The Indian Ocean Tsunami 10 Years On

The humanitarian response to the Indian Ocean Tsunami saved lives and gave people the means to rebuild their futures, Oxfam says today.

A report published by Oxfam today looks back at the international agency’s emergency and long-term response to the Tsunami.

The tsunami on Boxing Day ten years ago was unprecedented. It hit 14 countries and affected 5 million people, killing an estimated 230,000 people and making 1.7 million homeless.

An estimated $13.5 billion (£8.6bn) was raised by the international community. Up to 40 per cent was donated by individuals, trusts, foundations and business, making it the highest ever privately funded emergency.

Globally, Oxfam received $294 million (£187m), with over 90 per cent coming from private donors. Most of this (54 per cent) was raised in the UK.

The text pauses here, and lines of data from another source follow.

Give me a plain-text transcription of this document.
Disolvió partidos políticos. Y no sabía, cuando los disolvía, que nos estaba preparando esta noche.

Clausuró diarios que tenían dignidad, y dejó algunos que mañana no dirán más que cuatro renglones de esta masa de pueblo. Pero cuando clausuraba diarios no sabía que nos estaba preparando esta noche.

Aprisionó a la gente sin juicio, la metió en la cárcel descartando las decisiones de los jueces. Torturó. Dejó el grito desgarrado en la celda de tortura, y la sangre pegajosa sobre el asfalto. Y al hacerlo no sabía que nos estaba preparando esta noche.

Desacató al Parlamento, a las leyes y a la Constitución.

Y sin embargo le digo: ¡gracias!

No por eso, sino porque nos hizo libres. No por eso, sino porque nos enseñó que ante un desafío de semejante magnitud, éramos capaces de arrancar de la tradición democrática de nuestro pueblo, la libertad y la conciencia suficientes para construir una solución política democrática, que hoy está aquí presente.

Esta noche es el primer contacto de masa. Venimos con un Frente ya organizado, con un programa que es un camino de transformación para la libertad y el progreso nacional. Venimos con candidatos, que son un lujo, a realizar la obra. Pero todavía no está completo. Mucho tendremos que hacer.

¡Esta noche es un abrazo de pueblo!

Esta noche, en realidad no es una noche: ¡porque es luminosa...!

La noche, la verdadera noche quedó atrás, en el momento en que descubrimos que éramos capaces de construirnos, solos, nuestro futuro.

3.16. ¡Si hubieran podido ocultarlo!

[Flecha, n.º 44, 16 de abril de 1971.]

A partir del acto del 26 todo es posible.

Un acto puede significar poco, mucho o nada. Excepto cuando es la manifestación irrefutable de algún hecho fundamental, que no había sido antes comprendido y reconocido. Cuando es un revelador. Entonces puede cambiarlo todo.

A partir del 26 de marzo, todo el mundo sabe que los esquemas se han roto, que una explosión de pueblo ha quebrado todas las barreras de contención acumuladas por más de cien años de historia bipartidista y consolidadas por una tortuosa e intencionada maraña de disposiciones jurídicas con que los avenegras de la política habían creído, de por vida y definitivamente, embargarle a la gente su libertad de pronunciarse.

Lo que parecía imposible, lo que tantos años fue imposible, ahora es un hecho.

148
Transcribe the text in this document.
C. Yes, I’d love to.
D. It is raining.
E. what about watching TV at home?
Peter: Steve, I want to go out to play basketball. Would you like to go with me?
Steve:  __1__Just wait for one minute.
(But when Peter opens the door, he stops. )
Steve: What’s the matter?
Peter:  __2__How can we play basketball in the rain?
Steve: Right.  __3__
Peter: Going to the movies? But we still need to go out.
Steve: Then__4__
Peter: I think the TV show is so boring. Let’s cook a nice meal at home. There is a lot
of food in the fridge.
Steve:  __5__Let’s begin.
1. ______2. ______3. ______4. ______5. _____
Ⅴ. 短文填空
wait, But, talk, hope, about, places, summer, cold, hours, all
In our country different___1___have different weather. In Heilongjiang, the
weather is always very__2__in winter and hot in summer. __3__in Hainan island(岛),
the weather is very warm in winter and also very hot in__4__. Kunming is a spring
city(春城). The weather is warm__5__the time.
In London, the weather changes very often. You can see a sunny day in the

The generous funding meant that Oxfam was able to respond in seven countries – Indonesia, Sri Lanka, India, the Maldives, Myanmar, Thailand and Somalia, making it Oxfam’s biggest emergency response ever. The international agency provided emergency water, food and shelter, and then had enough to improve livelihoods over a five-year period.

Oxfam and its partners helped an estimated 2.5 million people between 2004 and 2009. In the immediate term, the international agency provided shelter for more than 40,000 people, provided blankets and trucked in clean water. Over the next three years, Oxfam continued to truck more than 300 million litres to Aceh, Indonesia, which was among the hardest hit.

Work from Oxfam and partners included improving or building more than 10,800 wells, 90 boreholes and 55 gravity flow water systems. In Aceh, a municipal system to supply 10,000 people was built and training provided for local communities to maintain it. A return trip to the communities in Aceh earlier this year confirmed that water systems are still running under the eye of local volunteers and that Oxfam’s wider response made a difference to people’s lives.

Oxfam also reached a further 960,000 people to help improve their incomes, either by recruiting people to help with clean-up projects or by restoring livelihoods such as replacing fishing boats, constructing docks in Indonesia and Somalia, improving agricultural practices and replacing livestock. Other work included constructing or repairing 100 schools in Indonesia and Myanmar.